В конце января 1931 года газетный магнат Гарольд Сидней Хар-мсвортс, 1-й виконт Ротермир (1868–1940) направил мятежному политику поздравление со следующими словами: «Вы и в самом деле сейчас поставили ногу на лестницу, которая вскоре приведет вас к премьерству. Если вы продолжите непоколебимо двигаться вперед, ничто не сможет вас остановить»[264]. Более откровенной лести Черчиллю не приходилось слышать уже давно. Но вся пикантность ситуации заключалась в том, что Черчилль не увидел в этом послании ничего лестного, восприняв высказанные пожелания вполне серьезно[265]. Более того, он признался близким, что «политика все более благоприятно ко мне расположена»[266]; «несомненно, весь дух Консервативной партии со мной, а разочарование Болдуином идет мне на пользу», «каждая речь, которую я произношу, каждый шаг, который я делаю, принимаются»[267] великолепно. На самом деле вместо ведущей к премьерству лестницы и всеобщих оваций впереди Черчилля ожидала судьба парии и пустынные годы политического одиночества. И то, что Черчилль это не осознал, удивительно, поскольку в своих мемуарах он с поразительной точностью описал избранную им модель поведения на примере лорда Рандольфа: «Он не принадлежал к числу тех, кто принимает решения по указке партийного руководства. Когда он затевал фракционную борьбу, то вел дело к победе, не гнушаясь ничем. <…> Холодную, рассчитанную игру он никогда не вел. Говорил что думал. Так оно лучше»[268].

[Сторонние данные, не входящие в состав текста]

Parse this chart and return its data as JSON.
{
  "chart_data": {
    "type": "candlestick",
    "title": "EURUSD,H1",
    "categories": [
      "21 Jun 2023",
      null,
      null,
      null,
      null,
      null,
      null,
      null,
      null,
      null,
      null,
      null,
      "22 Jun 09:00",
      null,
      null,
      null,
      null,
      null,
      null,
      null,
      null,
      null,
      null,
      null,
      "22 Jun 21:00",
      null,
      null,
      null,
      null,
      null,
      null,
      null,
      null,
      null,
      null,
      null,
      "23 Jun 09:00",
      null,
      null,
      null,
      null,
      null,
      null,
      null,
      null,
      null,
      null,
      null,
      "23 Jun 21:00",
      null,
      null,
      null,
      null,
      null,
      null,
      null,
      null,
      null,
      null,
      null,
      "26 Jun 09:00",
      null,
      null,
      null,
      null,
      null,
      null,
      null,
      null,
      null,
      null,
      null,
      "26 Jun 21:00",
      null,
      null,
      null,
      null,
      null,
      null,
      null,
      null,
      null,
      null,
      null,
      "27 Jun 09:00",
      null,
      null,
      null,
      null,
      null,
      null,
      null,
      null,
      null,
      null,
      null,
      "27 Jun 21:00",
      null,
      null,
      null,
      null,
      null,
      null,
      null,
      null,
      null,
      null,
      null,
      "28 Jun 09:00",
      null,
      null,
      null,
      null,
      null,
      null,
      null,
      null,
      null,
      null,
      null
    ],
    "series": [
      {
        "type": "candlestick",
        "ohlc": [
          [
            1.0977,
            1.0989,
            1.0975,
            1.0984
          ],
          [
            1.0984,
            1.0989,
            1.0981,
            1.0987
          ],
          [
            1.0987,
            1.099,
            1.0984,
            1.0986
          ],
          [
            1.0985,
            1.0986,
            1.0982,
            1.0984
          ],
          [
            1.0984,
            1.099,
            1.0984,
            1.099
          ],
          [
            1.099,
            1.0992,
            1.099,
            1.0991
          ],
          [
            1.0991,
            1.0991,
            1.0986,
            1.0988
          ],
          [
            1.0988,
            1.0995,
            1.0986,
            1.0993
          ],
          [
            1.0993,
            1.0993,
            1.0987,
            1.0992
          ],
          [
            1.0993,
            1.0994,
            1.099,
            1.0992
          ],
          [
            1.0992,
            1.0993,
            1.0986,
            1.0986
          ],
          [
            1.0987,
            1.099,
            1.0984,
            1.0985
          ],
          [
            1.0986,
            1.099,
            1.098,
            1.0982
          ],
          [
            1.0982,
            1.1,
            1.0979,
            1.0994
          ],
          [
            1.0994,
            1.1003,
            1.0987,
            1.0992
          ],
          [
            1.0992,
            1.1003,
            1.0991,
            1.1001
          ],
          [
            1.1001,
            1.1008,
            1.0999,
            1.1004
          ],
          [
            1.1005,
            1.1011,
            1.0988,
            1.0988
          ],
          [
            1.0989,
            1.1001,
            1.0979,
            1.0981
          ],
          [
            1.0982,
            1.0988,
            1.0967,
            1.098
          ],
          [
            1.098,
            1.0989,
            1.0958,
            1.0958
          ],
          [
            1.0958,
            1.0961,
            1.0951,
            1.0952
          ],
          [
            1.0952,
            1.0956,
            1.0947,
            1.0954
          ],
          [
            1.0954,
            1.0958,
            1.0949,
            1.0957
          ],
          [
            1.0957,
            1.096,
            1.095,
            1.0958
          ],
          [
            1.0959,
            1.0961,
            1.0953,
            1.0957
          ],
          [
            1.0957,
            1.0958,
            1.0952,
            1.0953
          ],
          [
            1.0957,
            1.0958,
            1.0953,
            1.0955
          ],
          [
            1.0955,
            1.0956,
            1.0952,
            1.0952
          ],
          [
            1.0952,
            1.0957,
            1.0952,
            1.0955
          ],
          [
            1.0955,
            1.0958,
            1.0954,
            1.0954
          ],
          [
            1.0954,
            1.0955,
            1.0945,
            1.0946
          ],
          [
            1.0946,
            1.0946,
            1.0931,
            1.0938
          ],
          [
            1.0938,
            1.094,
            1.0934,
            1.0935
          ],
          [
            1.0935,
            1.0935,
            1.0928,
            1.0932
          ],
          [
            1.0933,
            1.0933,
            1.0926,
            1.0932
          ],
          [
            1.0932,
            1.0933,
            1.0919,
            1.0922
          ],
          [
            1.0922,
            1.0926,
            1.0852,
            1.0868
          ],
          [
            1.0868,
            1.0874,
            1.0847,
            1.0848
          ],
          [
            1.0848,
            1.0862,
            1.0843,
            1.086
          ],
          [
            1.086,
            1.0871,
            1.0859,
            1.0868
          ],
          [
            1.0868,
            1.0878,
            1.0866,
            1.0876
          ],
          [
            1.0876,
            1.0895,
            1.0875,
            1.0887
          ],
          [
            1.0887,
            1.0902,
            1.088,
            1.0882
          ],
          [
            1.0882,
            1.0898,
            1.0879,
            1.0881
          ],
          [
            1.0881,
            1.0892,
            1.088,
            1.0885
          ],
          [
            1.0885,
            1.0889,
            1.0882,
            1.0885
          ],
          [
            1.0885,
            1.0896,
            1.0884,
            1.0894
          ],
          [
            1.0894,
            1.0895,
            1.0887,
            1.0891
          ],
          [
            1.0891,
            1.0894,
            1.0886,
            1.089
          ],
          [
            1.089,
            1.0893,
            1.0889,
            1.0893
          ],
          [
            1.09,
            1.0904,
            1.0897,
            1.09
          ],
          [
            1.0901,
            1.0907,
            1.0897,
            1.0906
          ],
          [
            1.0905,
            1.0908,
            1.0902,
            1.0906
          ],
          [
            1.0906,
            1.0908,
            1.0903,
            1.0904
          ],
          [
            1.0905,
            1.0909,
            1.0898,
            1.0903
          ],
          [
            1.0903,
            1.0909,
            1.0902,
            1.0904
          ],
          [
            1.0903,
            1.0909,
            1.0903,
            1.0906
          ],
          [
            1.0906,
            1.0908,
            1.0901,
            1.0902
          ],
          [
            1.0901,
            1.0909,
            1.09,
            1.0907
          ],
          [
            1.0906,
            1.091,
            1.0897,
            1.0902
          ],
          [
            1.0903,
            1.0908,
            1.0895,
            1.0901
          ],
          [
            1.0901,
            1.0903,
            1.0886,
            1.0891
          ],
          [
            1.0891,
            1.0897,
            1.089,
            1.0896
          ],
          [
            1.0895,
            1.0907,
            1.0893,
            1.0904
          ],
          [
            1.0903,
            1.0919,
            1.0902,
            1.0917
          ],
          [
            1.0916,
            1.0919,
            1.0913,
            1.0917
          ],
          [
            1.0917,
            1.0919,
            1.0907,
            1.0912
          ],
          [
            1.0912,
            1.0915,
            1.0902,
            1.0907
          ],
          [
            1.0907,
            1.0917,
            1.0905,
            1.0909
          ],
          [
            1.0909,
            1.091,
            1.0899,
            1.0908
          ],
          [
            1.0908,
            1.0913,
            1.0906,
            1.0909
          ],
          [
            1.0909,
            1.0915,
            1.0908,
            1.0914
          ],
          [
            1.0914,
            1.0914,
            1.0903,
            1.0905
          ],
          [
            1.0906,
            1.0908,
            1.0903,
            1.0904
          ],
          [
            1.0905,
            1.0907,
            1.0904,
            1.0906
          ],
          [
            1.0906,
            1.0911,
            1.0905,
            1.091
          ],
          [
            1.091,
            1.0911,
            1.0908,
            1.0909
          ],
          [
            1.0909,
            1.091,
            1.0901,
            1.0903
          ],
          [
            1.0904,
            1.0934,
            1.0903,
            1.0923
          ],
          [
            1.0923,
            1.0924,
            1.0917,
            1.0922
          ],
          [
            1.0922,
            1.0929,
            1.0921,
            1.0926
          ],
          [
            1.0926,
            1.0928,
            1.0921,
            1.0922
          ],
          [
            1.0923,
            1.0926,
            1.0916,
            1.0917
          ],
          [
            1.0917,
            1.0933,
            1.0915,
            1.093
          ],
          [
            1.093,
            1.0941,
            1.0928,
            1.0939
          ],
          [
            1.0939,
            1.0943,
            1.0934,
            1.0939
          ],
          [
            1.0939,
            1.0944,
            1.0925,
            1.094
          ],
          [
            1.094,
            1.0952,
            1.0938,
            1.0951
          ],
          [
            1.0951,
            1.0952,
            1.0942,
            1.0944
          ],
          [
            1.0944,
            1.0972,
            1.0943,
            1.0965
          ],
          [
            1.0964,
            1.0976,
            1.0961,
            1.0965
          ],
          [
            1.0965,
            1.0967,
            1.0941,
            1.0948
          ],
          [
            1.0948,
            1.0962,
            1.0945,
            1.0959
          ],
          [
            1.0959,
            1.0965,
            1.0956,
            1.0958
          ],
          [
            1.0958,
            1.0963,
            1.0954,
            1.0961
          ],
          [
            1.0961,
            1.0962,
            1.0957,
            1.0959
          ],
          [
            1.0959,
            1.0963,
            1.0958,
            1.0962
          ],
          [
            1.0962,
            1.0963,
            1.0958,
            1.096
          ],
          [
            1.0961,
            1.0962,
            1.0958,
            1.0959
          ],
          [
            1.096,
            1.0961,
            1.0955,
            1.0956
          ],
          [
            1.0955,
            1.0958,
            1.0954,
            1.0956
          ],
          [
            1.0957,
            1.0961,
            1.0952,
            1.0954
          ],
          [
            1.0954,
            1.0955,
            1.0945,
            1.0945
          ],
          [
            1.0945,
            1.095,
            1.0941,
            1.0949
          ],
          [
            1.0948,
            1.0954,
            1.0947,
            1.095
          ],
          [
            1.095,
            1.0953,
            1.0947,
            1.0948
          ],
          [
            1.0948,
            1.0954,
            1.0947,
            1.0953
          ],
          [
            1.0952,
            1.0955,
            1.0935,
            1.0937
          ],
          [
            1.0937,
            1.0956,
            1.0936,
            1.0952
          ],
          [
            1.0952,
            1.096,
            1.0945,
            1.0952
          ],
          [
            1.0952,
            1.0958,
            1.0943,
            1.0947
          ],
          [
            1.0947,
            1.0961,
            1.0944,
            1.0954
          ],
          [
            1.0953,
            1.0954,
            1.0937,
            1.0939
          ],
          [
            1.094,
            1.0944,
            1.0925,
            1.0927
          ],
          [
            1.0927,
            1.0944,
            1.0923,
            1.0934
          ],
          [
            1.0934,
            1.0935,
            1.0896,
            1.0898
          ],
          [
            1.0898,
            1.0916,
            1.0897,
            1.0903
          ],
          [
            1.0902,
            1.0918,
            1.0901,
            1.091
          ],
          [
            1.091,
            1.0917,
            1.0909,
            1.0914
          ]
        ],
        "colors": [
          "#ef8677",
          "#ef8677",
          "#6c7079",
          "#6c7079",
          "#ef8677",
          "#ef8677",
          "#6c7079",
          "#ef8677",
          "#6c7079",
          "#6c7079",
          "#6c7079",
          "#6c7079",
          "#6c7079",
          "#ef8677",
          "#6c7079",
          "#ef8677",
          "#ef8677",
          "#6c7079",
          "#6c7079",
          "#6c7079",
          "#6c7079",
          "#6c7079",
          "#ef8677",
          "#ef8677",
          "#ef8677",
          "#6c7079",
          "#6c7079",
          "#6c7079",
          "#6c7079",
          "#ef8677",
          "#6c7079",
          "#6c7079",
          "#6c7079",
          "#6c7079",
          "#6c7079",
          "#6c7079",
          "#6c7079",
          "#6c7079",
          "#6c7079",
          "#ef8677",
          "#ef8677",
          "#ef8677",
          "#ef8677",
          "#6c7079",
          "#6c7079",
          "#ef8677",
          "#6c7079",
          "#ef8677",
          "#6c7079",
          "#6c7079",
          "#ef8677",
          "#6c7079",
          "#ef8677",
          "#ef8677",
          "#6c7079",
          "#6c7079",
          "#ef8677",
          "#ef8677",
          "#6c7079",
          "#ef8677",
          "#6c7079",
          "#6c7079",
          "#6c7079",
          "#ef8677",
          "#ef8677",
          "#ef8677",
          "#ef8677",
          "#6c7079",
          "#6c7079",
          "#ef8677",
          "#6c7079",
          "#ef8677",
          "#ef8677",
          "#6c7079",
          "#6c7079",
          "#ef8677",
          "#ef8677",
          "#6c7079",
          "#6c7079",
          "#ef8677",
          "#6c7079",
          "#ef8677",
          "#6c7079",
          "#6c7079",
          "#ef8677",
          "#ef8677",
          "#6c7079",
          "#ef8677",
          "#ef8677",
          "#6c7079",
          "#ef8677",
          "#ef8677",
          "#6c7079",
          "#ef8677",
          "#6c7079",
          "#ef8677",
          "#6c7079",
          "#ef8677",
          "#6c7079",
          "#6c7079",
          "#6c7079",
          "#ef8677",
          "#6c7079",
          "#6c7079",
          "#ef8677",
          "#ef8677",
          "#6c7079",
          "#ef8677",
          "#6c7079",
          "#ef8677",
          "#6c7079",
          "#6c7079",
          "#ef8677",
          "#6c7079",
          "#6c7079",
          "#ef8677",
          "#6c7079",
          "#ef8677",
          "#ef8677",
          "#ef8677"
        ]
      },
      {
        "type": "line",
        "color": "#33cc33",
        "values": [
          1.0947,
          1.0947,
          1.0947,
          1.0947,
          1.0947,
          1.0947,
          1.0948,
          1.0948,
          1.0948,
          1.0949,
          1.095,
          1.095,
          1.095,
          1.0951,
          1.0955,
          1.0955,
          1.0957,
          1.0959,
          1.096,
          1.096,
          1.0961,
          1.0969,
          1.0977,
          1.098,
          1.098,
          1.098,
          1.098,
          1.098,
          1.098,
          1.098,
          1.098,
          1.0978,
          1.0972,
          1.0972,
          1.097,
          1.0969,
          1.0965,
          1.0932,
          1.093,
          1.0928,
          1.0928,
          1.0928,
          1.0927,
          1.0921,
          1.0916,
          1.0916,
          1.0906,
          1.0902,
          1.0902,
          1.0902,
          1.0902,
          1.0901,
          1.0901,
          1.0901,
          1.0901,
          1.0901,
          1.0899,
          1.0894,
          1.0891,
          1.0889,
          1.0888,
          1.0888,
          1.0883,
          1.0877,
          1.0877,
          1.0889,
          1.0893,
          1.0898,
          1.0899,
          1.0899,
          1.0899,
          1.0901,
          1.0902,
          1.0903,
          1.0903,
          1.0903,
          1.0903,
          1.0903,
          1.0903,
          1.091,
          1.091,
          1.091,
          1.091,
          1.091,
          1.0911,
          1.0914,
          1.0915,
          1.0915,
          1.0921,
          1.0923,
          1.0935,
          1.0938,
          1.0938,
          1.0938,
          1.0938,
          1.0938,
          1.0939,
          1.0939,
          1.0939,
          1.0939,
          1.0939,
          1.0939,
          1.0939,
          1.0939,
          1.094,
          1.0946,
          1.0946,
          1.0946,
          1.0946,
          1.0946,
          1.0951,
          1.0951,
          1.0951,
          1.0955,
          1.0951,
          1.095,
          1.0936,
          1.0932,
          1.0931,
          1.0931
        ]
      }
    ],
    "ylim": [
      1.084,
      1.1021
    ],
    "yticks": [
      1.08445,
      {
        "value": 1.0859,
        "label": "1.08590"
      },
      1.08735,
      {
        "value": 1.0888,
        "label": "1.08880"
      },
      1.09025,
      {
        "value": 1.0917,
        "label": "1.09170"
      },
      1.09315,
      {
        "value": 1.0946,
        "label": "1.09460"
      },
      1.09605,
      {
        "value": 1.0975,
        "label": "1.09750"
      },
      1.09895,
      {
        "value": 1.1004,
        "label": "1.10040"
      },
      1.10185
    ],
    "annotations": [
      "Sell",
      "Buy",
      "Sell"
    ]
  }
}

Черчилля часто обвиняли в макиавеллизме и склонности к интригам, но «холодная, рассчитанная игра» в ее безобразном виде и негативном понимании была чужда его натуре. Если бы он был тем, каким его хотели видеть нечистоплотные критики, то он давно бы пошел на попятную, умерил бы свои империалистические амбиции в отношении Индии и вернулся в лоно руководства своей партии. И уж точно не стал бы переходить на личности, используя свое красноречие в борьбе с противниками.
Первым, в январе 1931 года, досталось Рамсею Макдональду.
Во время обсуждения в парламенте одного из предложенных правительством законопроектов, которое закончилось отклонением правительственной инициативы, Черчилль назвал премьер-министра «величайшим из ныне здравствующих мастеров падения»: «Он встает целым и невредимым после падения, убеждая нас, что ничего не произошло»[269]. Спустя неделю Черчилль вновь нанес туше. Вначале он упомянул свою прежнюю ремарку об удивительных способностях главы правительства сносить поражения, после чего шокировал присутствующих следующим: «Я помню, когда я был ребенком, меня взяли на представление в цирк Барнума, знаменитый своими диковинами и примерами уродства. Больше всего я хотел увидеть экспонат „Бесхребетное чудо“, однако мои родители сочли подобное представление противным и деморализующим для глаз ребенка. Мне пришлось ждать пятьдесят лет, прежде чем я увидел „Бесхребетное чудо“ на скамье в палате общин»[270]. И эти слова Черчилль адресовал не просто лидеру оппозиционной (с его точки зрения) партии. Они касались действующего премьер-министра!
Следующей мишенью, в которую были выпущены острословные стрелы, стал лидер Индийского национального конгресса Махатма Ганди. Вскоре после того, как Макдональд был заклеймен «Бесхребетным чудом», Черчилль выступил на заседании Индийского имперского общества в Манчестере. Желающих послушать его оказалось так много, что несколько сот людей даже не смогли найти себе места в зале. Черчилль обрушился с критикой на запланированные между лордом Ирвином и Ганди переговоры, назвав последнего «фанатиком и аскетом, похожим на факира, типаж которого хорошо известен на Востоке»[271].
Новую стрелу в Ганди Черчилль направил из своего избирательного округа Эппинг. Поводом для возмущения послужили начавшиеся 17 февраля переговоры с лидером ИНК, которые проходили в резиденции вице-короля в Дели. «Возмутительно и тошно смотреть, как господин Ганди, этот мятежный адвокат из Миддл-Темпла, строит из себя босоногого факира, как он полуголым является во дворец, чтобы говорить с представителем нашего короля-императора, а сам между тем продолжает затевать бунты и настраивать местное население против нас»[272]. Делясь с супругой впечатлениями о том, как его приняли избиратели, Черчилль назвал встречу в Эппинге «нежной, пылкой и единодушной»[273].
Главная идея, которую Черчилль собирался донести до своих слушателей, сводилась к тому, что Ганди не тот человек, с которым британскому правительству следует обсуждать индийский вопрос. Но основной интерес представляет не содержание послания, а та форма, которая была выбрана оратором для атаки. Черчилль прибег к еще более резким высказываниям, чем те, которые он использовал против Рамсея Макдональда.